Devolví el periódico a Clair, declarando con tono incrédulo:

— Sin embargo, tenía entendido que después de largas pesquisas, los comunicados oficiales americanos habían acabado con ese cuento.

Mi amigo no respondió. Movió lentamente la cabeza, se inclinó, tomó un tizón del fuego con unas pinzas y encendió minuciosamente su pipa. Chupó varias veces, hizo seña a su sirvienta de servir el café. Ulna no tomó. Bebimos en silencio.

Clair vacilaba. Lo conocía bien y noté que se estaba interrogando. Después se sirvió coñac, y, mirándome a la cara, dijo:

— Tú sabes que no soy un ignorante acabado en ciencia física. También sabes que soy realista «matler of fact», como dicen los ingleses. Pues bien, tengo una larga historia que contar sobre este platillo volante.

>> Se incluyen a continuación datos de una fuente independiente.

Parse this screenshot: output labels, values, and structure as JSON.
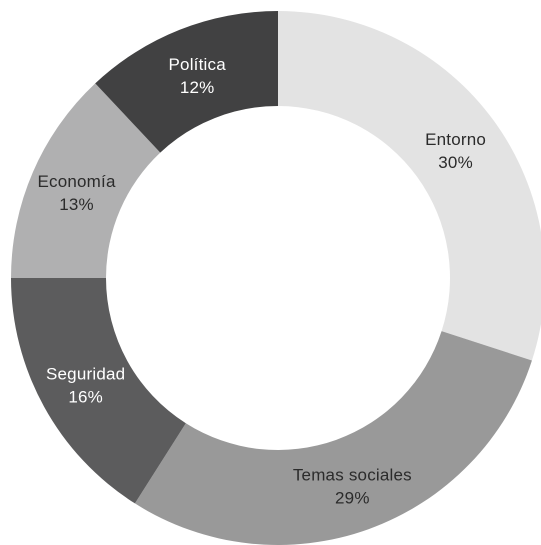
{
  "chart_data": {
    "type": "pie",
    "donut": true,
    "title": "",
    "categories": [
      "Entorno",
      "Temas sociales",
      "Seguridad",
      "Economía",
      "Política"
    ],
    "values": [
      30,
      29,
      16,
      13,
      12
    ],
    "value_labels": [
      "30%",
      "29%",
      "16%",
      "13%",
      "12%"
    ],
    "colors": [
      "#e3e3e3",
      "#999999",
      "#5c5c5d",
      "#b0b0b1",
      "#414142"
    ],
    "label_colors": [
      "#2b2b2b",
      "#2b2b2b",
      "#ffffff",
      "#2b2b2b",
      "#ffffff"
    ],
    "start_angle_deg": 0,
    "direction": "clockwise",
    "legend": "none"
  }
}
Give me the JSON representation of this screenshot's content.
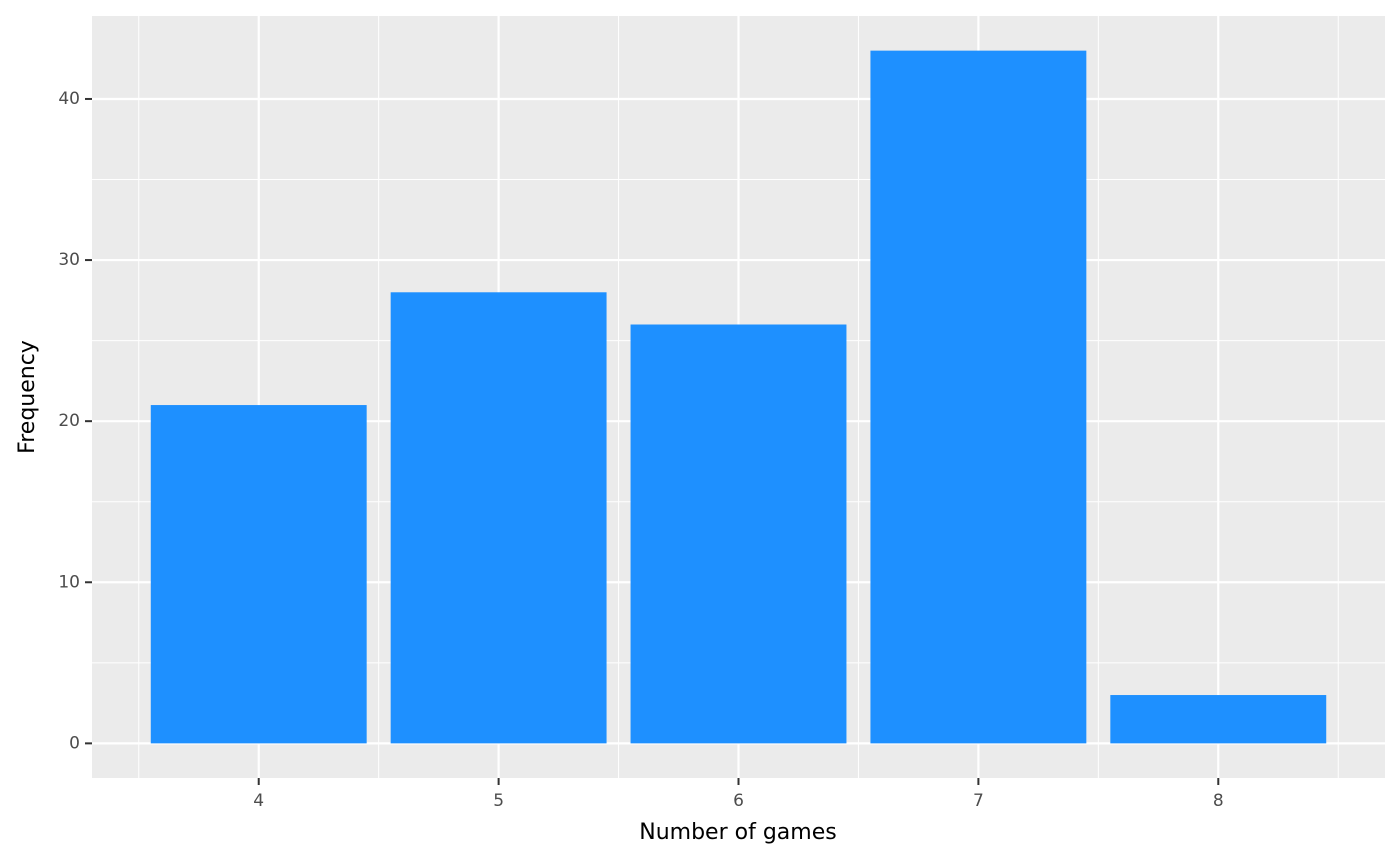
{
  "chart_data": {
    "type": "bar",
    "x_label": "Number of games",
    "y_label": "Frequency",
    "x": [
      4,
      5,
      6,
      7,
      8
    ],
    "values": [
      21,
      28,
      26,
      43,
      3
    ],
    "color": "#1e90ff",
    "xlim": [
      3.305,
      8.695
    ],
    "xticks": [
      4,
      5,
      6,
      7,
      8
    ],
    "ylim": [
      -2.15,
      45.15
    ],
    "yticks": [
      0,
      10,
      20,
      30,
      40
    ],
    "grid": true
  }
}
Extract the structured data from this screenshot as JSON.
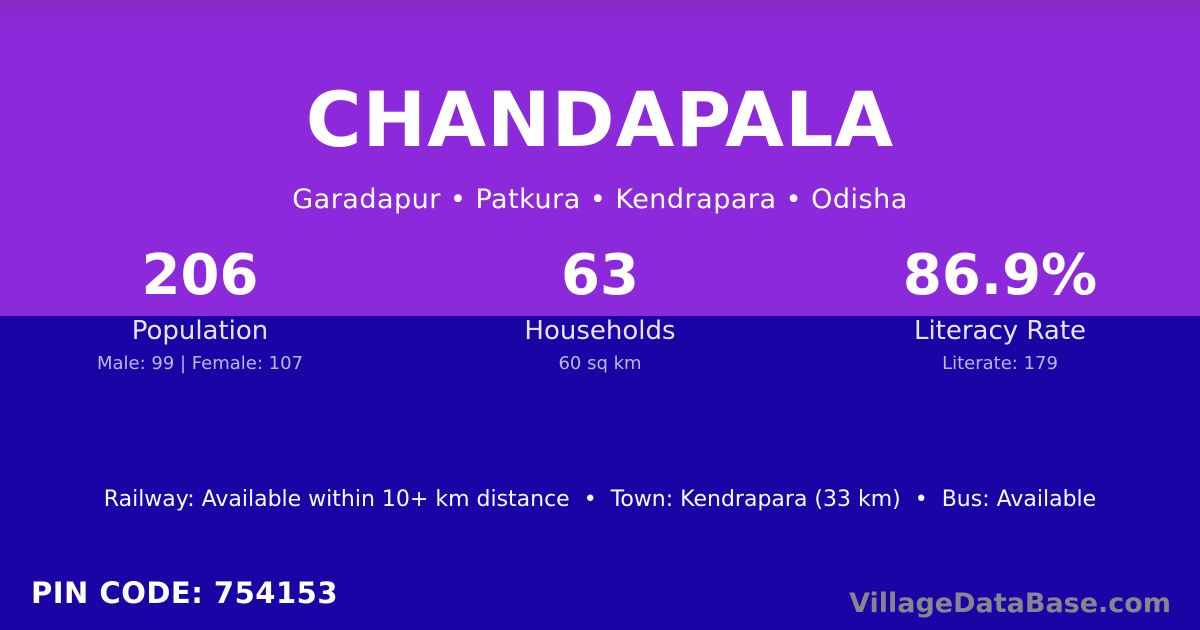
{
  "header": {
    "title": "CHANDAPALA",
    "subtitle": "Garadapur • Patkura • Kendrapara • Odisha",
    "location_parts": [
      "Garadapur",
      "Patkura",
      "Kendrapara",
      "Odisha"
    ]
  },
  "stats": [
    {
      "value": "206",
      "label": "Population",
      "detail": "Male: 99 | Female: 107"
    },
    {
      "value": "63",
      "label": "Households",
      "detail": "60 sq km"
    },
    {
      "value": "86.9%",
      "label": "Literacy Rate",
      "detail": "Literate: 179"
    }
  ],
  "info_line": "Railway: Available within 10+ km distance  •  Town: Kendrapara (33 km)  •  Bus: Available",
  "footer": {
    "pin_code_label": "PIN CODE: 754153",
    "pin_code": "754153",
    "website": "VillageDataBase.com"
  },
  "colors": {
    "purple": "#8C2ADB",
    "purple_dark": "#8629C4",
    "indigo": "#1A04A6",
    "label": "#E9E5F6",
    "detail": "#BDB5E4",
    "watermark": "#87858E"
  }
}
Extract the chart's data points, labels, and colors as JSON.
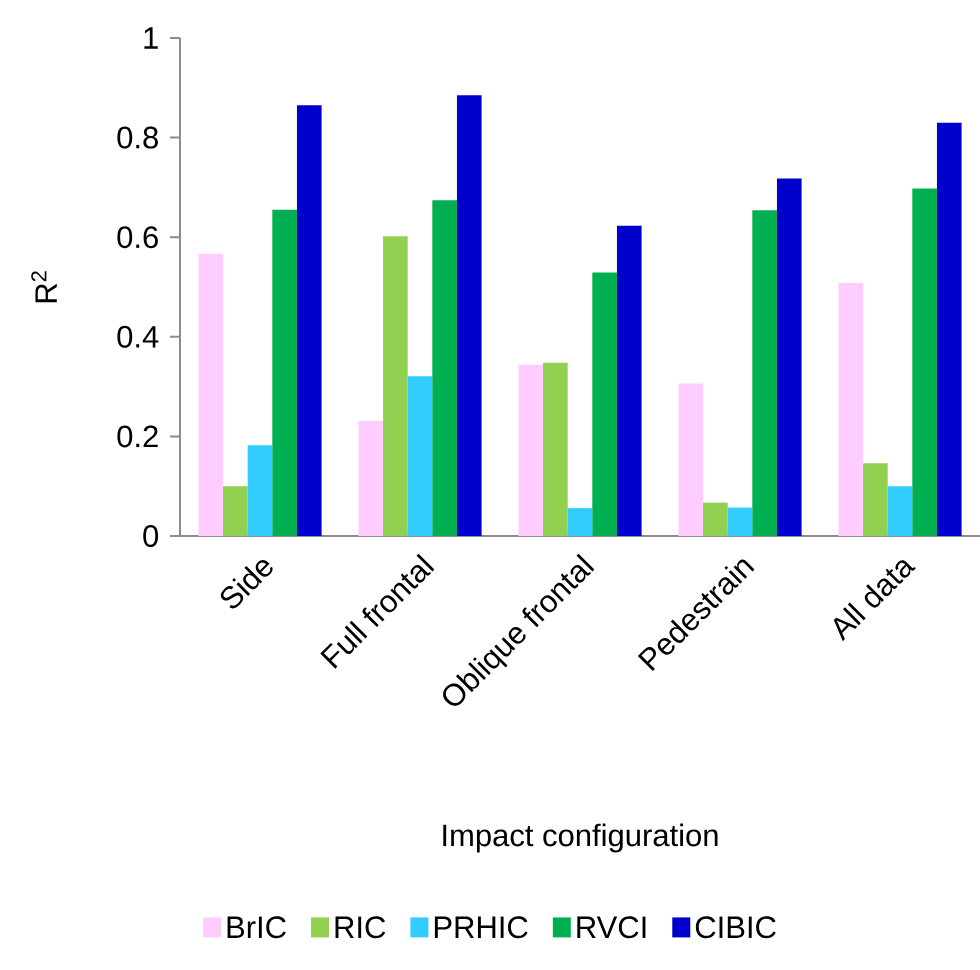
{
  "chart_data": {
    "type": "bar",
    "xlabel": "Impact configuration",
    "ylabel": "R$^{2}$",
    "categories": [
      "Side",
      "Full frontal",
      "Oblique frontal",
      "Pedestrain",
      "All data"
    ],
    "series": [
      {
        "name": "BrIC",
        "color": "#ffccff",
        "values": [
          0.567,
          0.231,
          0.344,
          0.306,
          0.508
        ]
      },
      {
        "name": "RIC",
        "color": "#92d050",
        "values": [
          0.1,
          0.602,
          0.348,
          0.067,
          0.146
        ]
      },
      {
        "name": "PRHIC",
        "color": "#33ccff",
        "values": [
          0.182,
          0.321,
          0.056,
          0.057,
          0.1
        ]
      },
      {
        "name": "RVCI",
        "color": "#00b050",
        "values": [
          0.655,
          0.674,
          0.529,
          0.654,
          0.698
        ]
      },
      {
        "name": "CIBIC",
        "color": "#0000cc",
        "values": [
          0.865,
          0.885,
          0.623,
          0.718,
          0.83
        ]
      }
    ],
    "ylim": [
      0,
      1
    ],
    "yticks": [
      0,
      0.2,
      0.4,
      0.6,
      0.8,
      1
    ],
    "grid": false,
    "legend": "bottom"
  }
}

«No te asusten las botellas que hay encima de la mesa. Su número es quizás impresionante, pero te aseguro que no tendrá nada que ver con lo que te voy a contar. ¿Tendrá relación con mi decisión de hablarte? Ni siquiera esto. Hace tiempo que había decidido decírtelo todo a la primera ocasión. He aquí mi historia. Instálate bien en tu butaca, pues, como ya te he dicho, será larga.

Le interrumpí:

— En mi maleta tengo un registrador magnetofónico. ¿Puedo grabar tu rollo?

— Como quieras. Hasta puede que resulte útil.

Tan pronto tuve instalado el aparato, empezó a hablar. En el mismo momento que pronunciaba las primeras palabras, mis ojos se fijaron en la mano de Ulna, apoyada en el brazo de su butaca. Entonces comprendí por qué aquella mano me había parecido tan alargada: ¡Sólo tenía cuatro dedos!.

CAPÍTULO PRIMERO — RELATO DEL DOCTOR CLAIR

Como sabes, empezó Clair, soy un gran cazador, por lo menos esta es la fama que tengo, aunque raras veces disparo un tiro. Cierta destreza innata, mezclada con una gran dosis de suerte, han hecho que nunca haya vuelto con las manos vacías. Pues bien, el primero de octubre, recuerda bien esta fecha, al caer la noche, aún no había disparado un solo tiro. En circunstancias normales eso no me habría preocupado, ya que prefiero ver vivos a los animales que matarlos; desgraciadamente, ya tengo que matar demasiados para mis experimentos. Pero había invitado para el día siguiente al alcalde de Rouffignac, pues necesitaba su cooperación para un proyecto que ahora no viene a cuento. Ahora bien, este hombre es un gran amante de los venados y por esto me decidí a hacer una pequeña incursión nocturna. Cuando el sol estaba ya declinando, atravesé el claro de Magnou en pleno bosque. Lo conoces tan bien como yo: cubierto de arbustos y de brezos y rodeado de encinas y castaños; de día es muy pintoresco, pero al caer la noche es siniestro. No es que sea impresionable, pero me apresuré. Cuando iba a entrar nuevamente en el bosque, mi pie quedó cogido en una raíz, me caí de cabeza contra un tronco y quedé sin conocimiento.